[Ils et elles ont choisi la France #4] Annika Sickinger rejoint l’Institut pluridisciplinaire Hubert Curien à Strasbourg
Après un doctorat à Constance en Allemagne et un postdoctorat à l’ENS de Lyon, Annika Sickinger rejoint l’Institut pluridisciplinaire Hubert Curien en 2025 pour poursuivre ses travaux sur les lanthanides et la chimie de coordination. Elle nous en dit plus sur son parcours, ses motivations pour postuler au CNRS et ses perspectives pour les années à venir.
Pouvez-vous nous parler de votre parcours et de vos thèmes de recherche ?
J'ai terminé mes études de premier cycle à l'université de Constance, à un peu plus d'une heure du petit village où j'ai grandi, au sud-ouest de l’Allemagne. Je ne me souviens plus très bien pourquoi j'ai choisi la chimie comme domaine d'études, mais j'ai toujours été attirée par les sciences naturelles et la combinaison de connaissances théoriques et de travaux pratiques. Plus particulièrement, j’étais fascinée par la façon dont on peut modifier des molécules simplement en trouvant les bonnes conditions.
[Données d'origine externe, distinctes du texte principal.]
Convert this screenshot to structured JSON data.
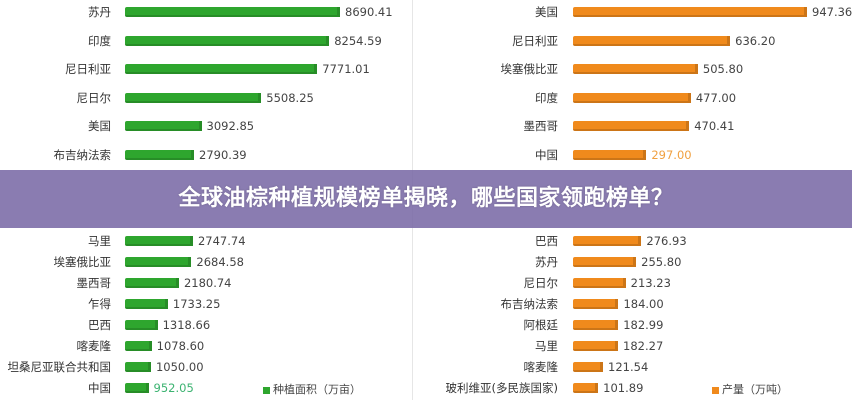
{
  "banner": {
    "title": "全球油棕种植规模榜单揭晓，哪些国家领跑榜单？"
  },
  "chart_data": [
    {
      "type": "bar",
      "orientation": "horizontal",
      "categories": [
        "苏丹",
        "印度",
        "尼日利亚",
        "尼日尔",
        "美国",
        "布吉纳法索",
        "马里",
        "埃塞俄比亚",
        "墨西哥",
        "乍得",
        "巴西",
        "喀麦隆",
        "坦桑尼亚联合共和国",
        "中国"
      ],
      "series": [
        {
          "name": "种植面积（万亩）",
          "values": [
            8690.41,
            8254.59,
            7771.01,
            5508.25,
            3092.85,
            2790.39,
            2747.74,
            2684.58,
            2180.74,
            1733.25,
            1318.66,
            1078.6,
            1050.0,
            952.05
          ]
        }
      ],
      "value_labels": [
        "8690.41",
        "8254.59",
        "7771.01",
        "5508.25",
        "3092.85",
        "2790.39",
        "2747.74",
        "2684.58",
        "2180.74",
        "1733.25",
        "1318.66",
        "1078.60",
        "1050.00",
        "952.05"
      ],
      "highlight_category": "中国",
      "color": "#2ea62e",
      "highlight_label_color": "#3cb371",
      "legend": "bottom-right",
      "grid": false
    },
    {
      "type": "bar",
      "orientation": "horizontal",
      "categories": [
        "美国",
        "尼日利亚",
        "埃塞俄比亚",
        "印度",
        "墨西哥",
        "中国",
        "巴西",
        "苏丹",
        "尼日尔",
        "布吉纳法索",
        "阿根廷",
        "马里",
        "喀麦隆",
        "玻利维亚(多民族国家)"
      ],
      "series": [
        {
          "name": "产量（万吨）",
          "values": [
            947.36,
            636.2,
            505.8,
            477.0,
            470.41,
            297.0,
            276.93,
            255.8,
            213.23,
            184.0,
            182.99,
            182.27,
            121.54,
            101.89
          ]
        }
      ],
      "value_labels": [
        "947.36",
        "636.20",
        "505.80",
        "477.00",
        "470.41",
        "297.00",
        "276.93",
        "255.80",
        "213.23",
        "184.00",
        "182.99",
        "182.27",
        "121.54",
        "101.89"
      ],
      "highlight_category": "中国",
      "color": "#f08a1c",
      "highlight_label_color": "#f0a040",
      "legend": "bottom-right",
      "grid": false
    }
  ]
}
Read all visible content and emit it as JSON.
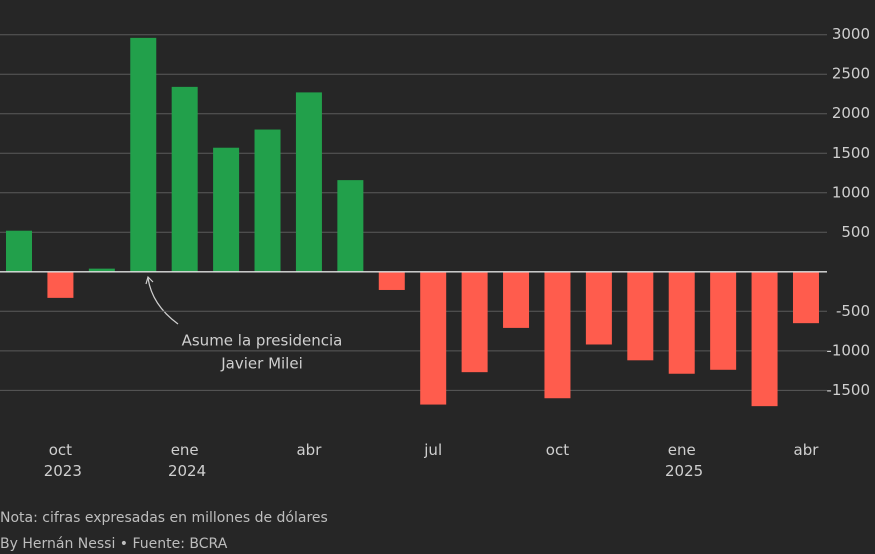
{
  "chart_data": {
    "type": "bar",
    "categories": [
      null,
      "oct 2023",
      null,
      null,
      "ene 2024",
      null,
      null,
      "abr",
      null,
      null,
      "jul",
      null,
      null,
      "oct",
      null,
      null,
      "ene 2025",
      null,
      null,
      "abr"
    ],
    "values": [
      520,
      -330,
      40,
      2960,
      2340,
      1570,
      1800,
      2270,
      1160,
      -230,
      -1680,
      -1270,
      -710,
      -1600,
      -920,
      -1120,
      -1290,
      -1240,
      -1700,
      -650
    ],
    "positive_color": "#22a04b",
    "negative_color": "#ff5c4d",
    "ylim": [
      -1850,
      3300
    ],
    "yticks": [
      3000,
      2500,
      2000,
      1500,
      1000,
      500,
      -500,
      -1000,
      -1500
    ],
    "grid": true,
    "annotation": [
      "Asume la presidencia",
      "Javier Milei"
    ],
    "note": "Nota: cifras expresadas en millones de dólares",
    "source": "By Hernán Nessi • Fuente: BCRA"
  }
}
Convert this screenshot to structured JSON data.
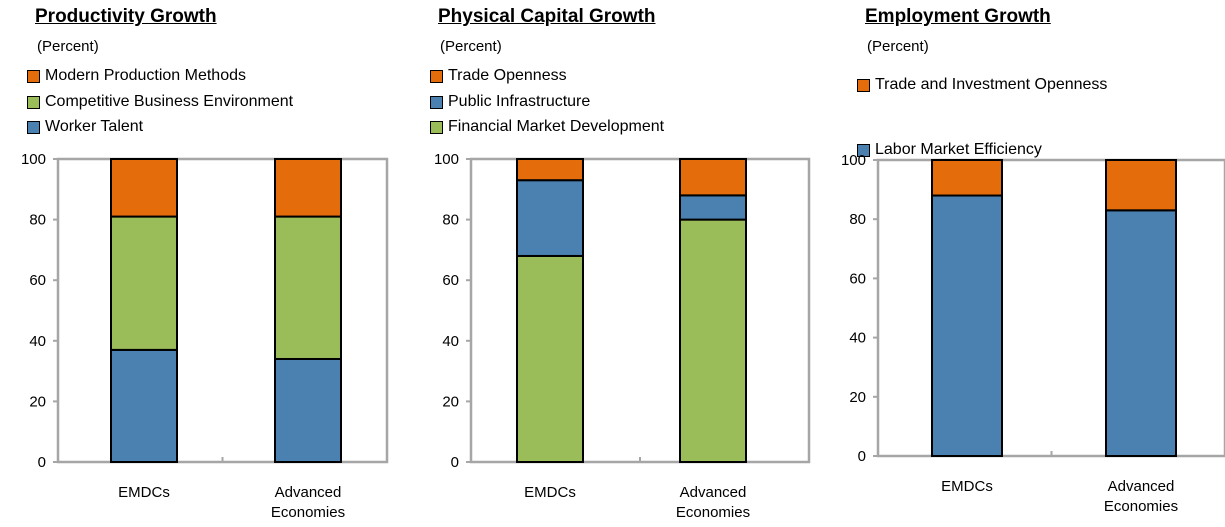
{
  "chart_data": [
    {
      "type": "bar",
      "stacked": true,
      "title": "Productivity Growth",
      "subtitle": "(Percent)",
      "categories": [
        "EMDCs",
        "Advanced Economies"
      ],
      "category_lines": [
        [
          "EMDCs"
        ],
        [
          "Advanced",
          "Economies"
        ]
      ],
      "ylim": [
        0,
        100
      ],
      "yticks": [
        "0",
        "20",
        "40",
        "60",
        "80",
        "100"
      ],
      "grid": false,
      "legend_position": "top-left",
      "series": [
        {
          "name": "Worker Talent",
          "values": [
            37,
            34
          ],
          "color": "#4a81b1"
        },
        {
          "name": "Competitive Business Environment",
          "values": [
            44,
            47
          ],
          "color": "#9bbd59"
        },
        {
          "name": "Modern Production Methods",
          "values": [
            19,
            19
          ],
          "color": "#e46c0a"
        }
      ],
      "legend_order": [
        "Modern Production Methods",
        "Competitive Business Environment",
        "Worker Talent"
      ]
    },
    {
      "type": "bar",
      "stacked": true,
      "title": "Physical Capital Growth",
      "subtitle": "(Percent)",
      "categories": [
        "EMDCs",
        "Advanced Economies"
      ],
      "category_lines": [
        [
          "EMDCs"
        ],
        [
          "Advanced",
          "Economies"
        ]
      ],
      "ylim": [
        0,
        100
      ],
      "yticks": [
        "0",
        "20",
        "40",
        "60",
        "80",
        "100"
      ],
      "grid": false,
      "legend_position": "top-left",
      "series": [
        {
          "name": "Financial Market Development",
          "values": [
            68,
            80
          ],
          "color": "#9bbd59"
        },
        {
          "name": "Public Infrastructure",
          "values": [
            25,
            8
          ],
          "color": "#4a81b1"
        },
        {
          "name": "Trade Openness",
          "values": [
            7,
            12
          ],
          "color": "#e46c0a"
        }
      ],
      "legend_order": [
        "Trade Openness",
        "Public Infrastructure",
        "Financial Market Development"
      ]
    },
    {
      "type": "bar",
      "stacked": true,
      "title": "Employment Growth",
      "subtitle": "(Percent)",
      "categories": [
        "EMDCs",
        "Advanced Economies"
      ],
      "category_lines": [
        [
          "EMDCs"
        ],
        [
          "Advanced",
          "Economies"
        ]
      ],
      "ylim": [
        0,
        100
      ],
      "yticks": [
        "0",
        "20",
        "40",
        "60",
        "80",
        "100"
      ],
      "grid": false,
      "legend_position": "top-left",
      "series": [
        {
          "name": "Labor Market Efficiency",
          "values": [
            88,
            83
          ],
          "color": "#4a81b1"
        },
        {
          "name": "Trade and Investment Openness",
          "values": [
            12,
            17
          ],
          "color": "#e46c0a"
        }
      ],
      "legend_order": [
        "Trade and Investment Openness",
        "Labor Market Efficiency"
      ]
    }
  ]
}
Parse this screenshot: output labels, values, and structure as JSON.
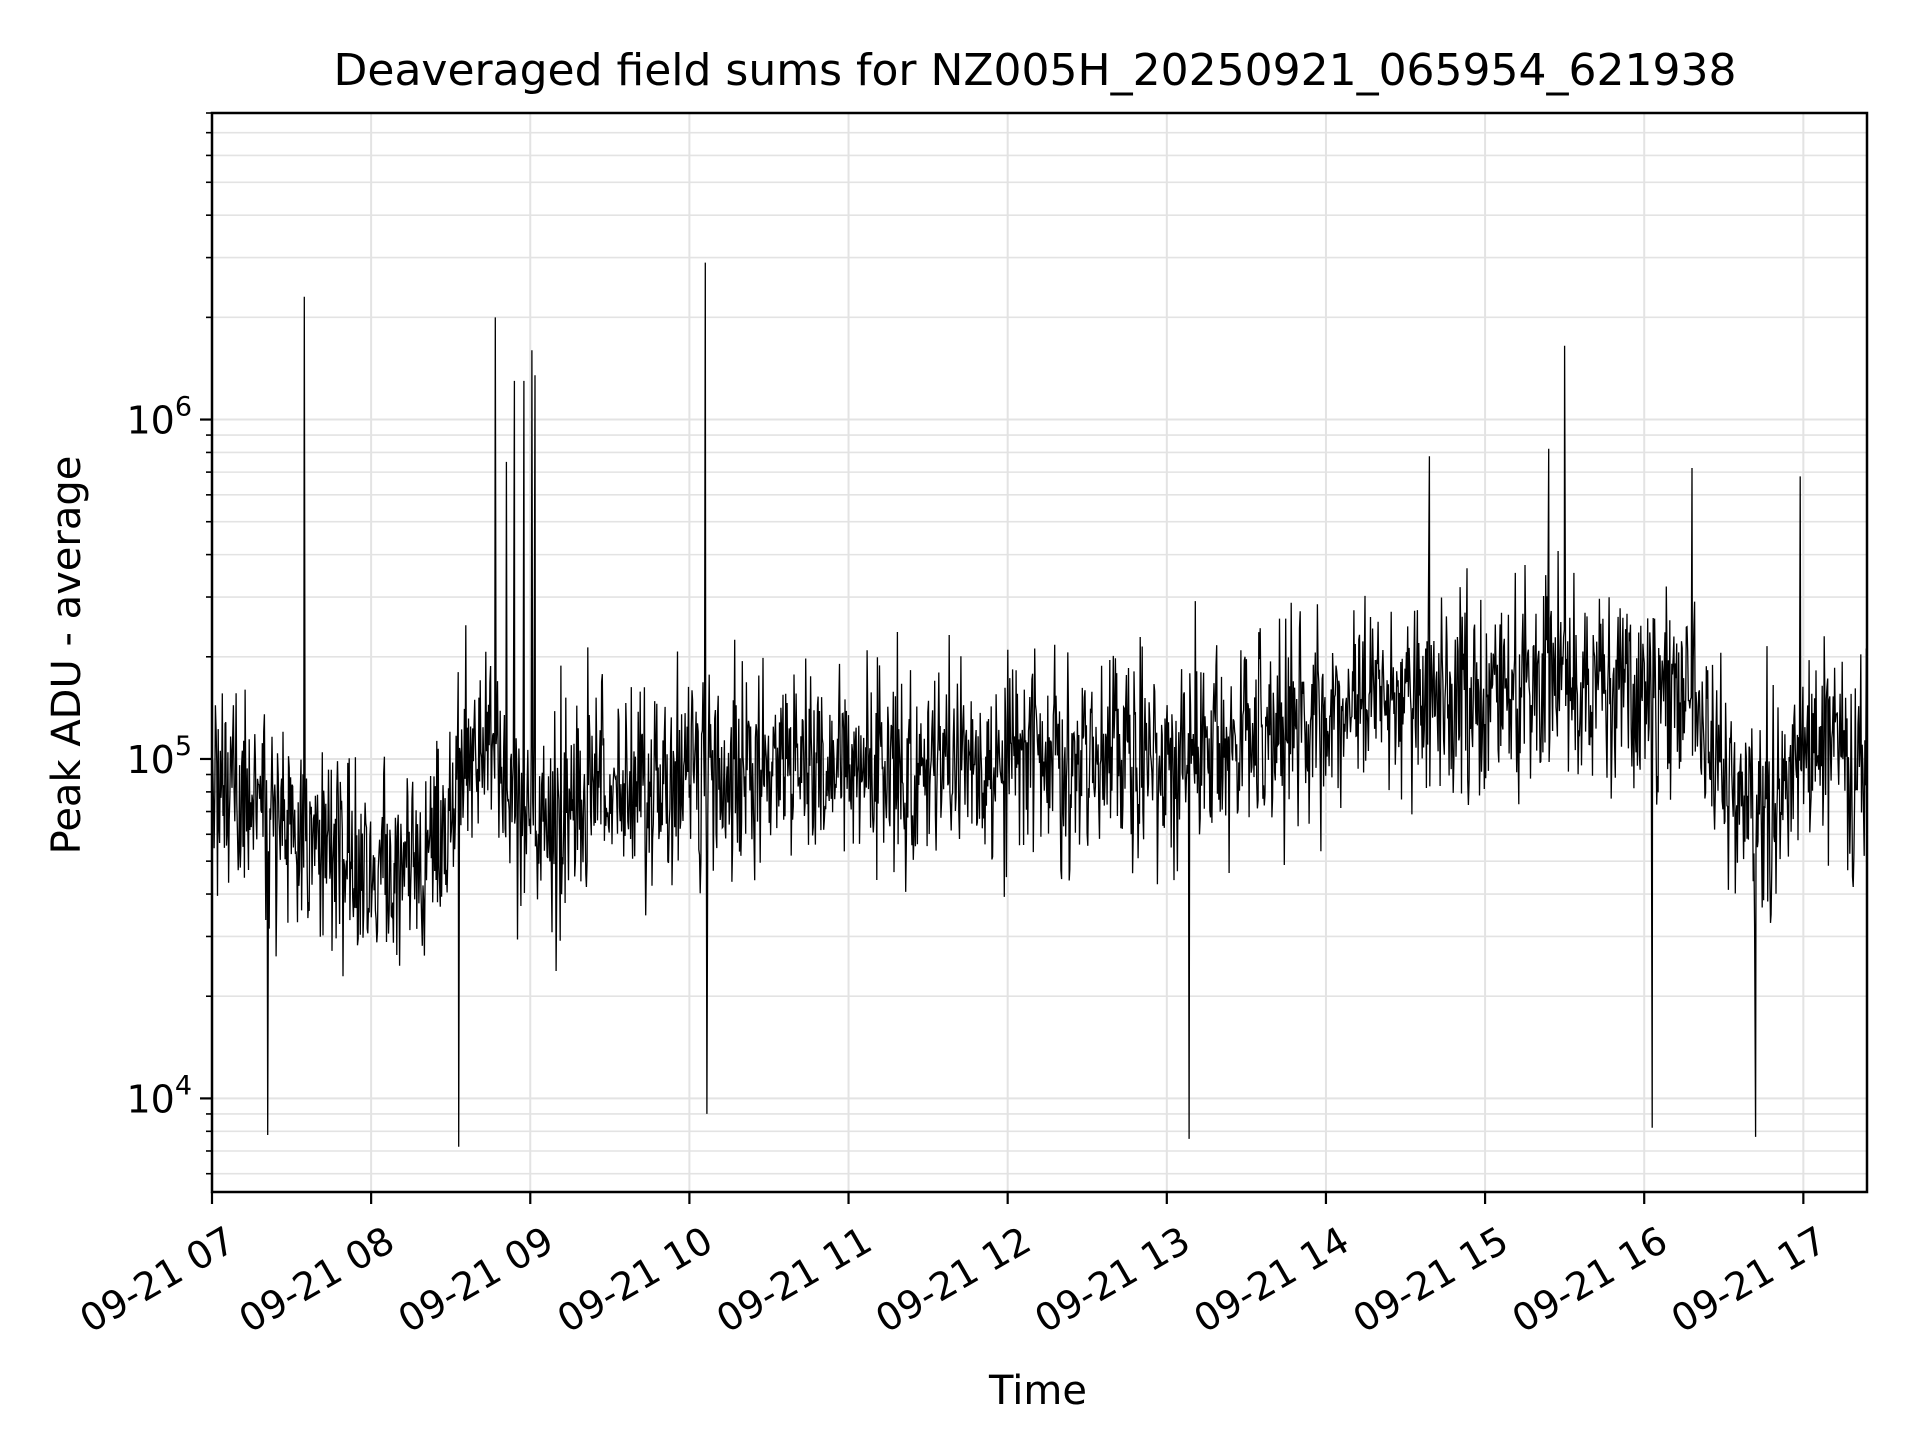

Après mon master, j'ai enchaîné avec un doctorat dans la même université, au sein du groupe de Stefan Mecking. Mon projet portait sur les nanoparticules luminescentes à base de polyfluorène et, plus particulièrement, sur la question de l'origine de leur forme ellipsoïdale caractéristique. Cet attribut est plutôt atypique pour les nanoparticules à base de polymères et, comme nous avons pu le démontrer, induit par la façon dont s’ordonnent les chaînes polymériques. En d'autres termes, j’ai travaillé dans des domaines qui se recoupent partiellement, à savoir la chimie des polymères, les nanoparticules et les systèmes conjugués : un bon équilibre, selon moi, entre la chimie de synthèse et la chimie analytique.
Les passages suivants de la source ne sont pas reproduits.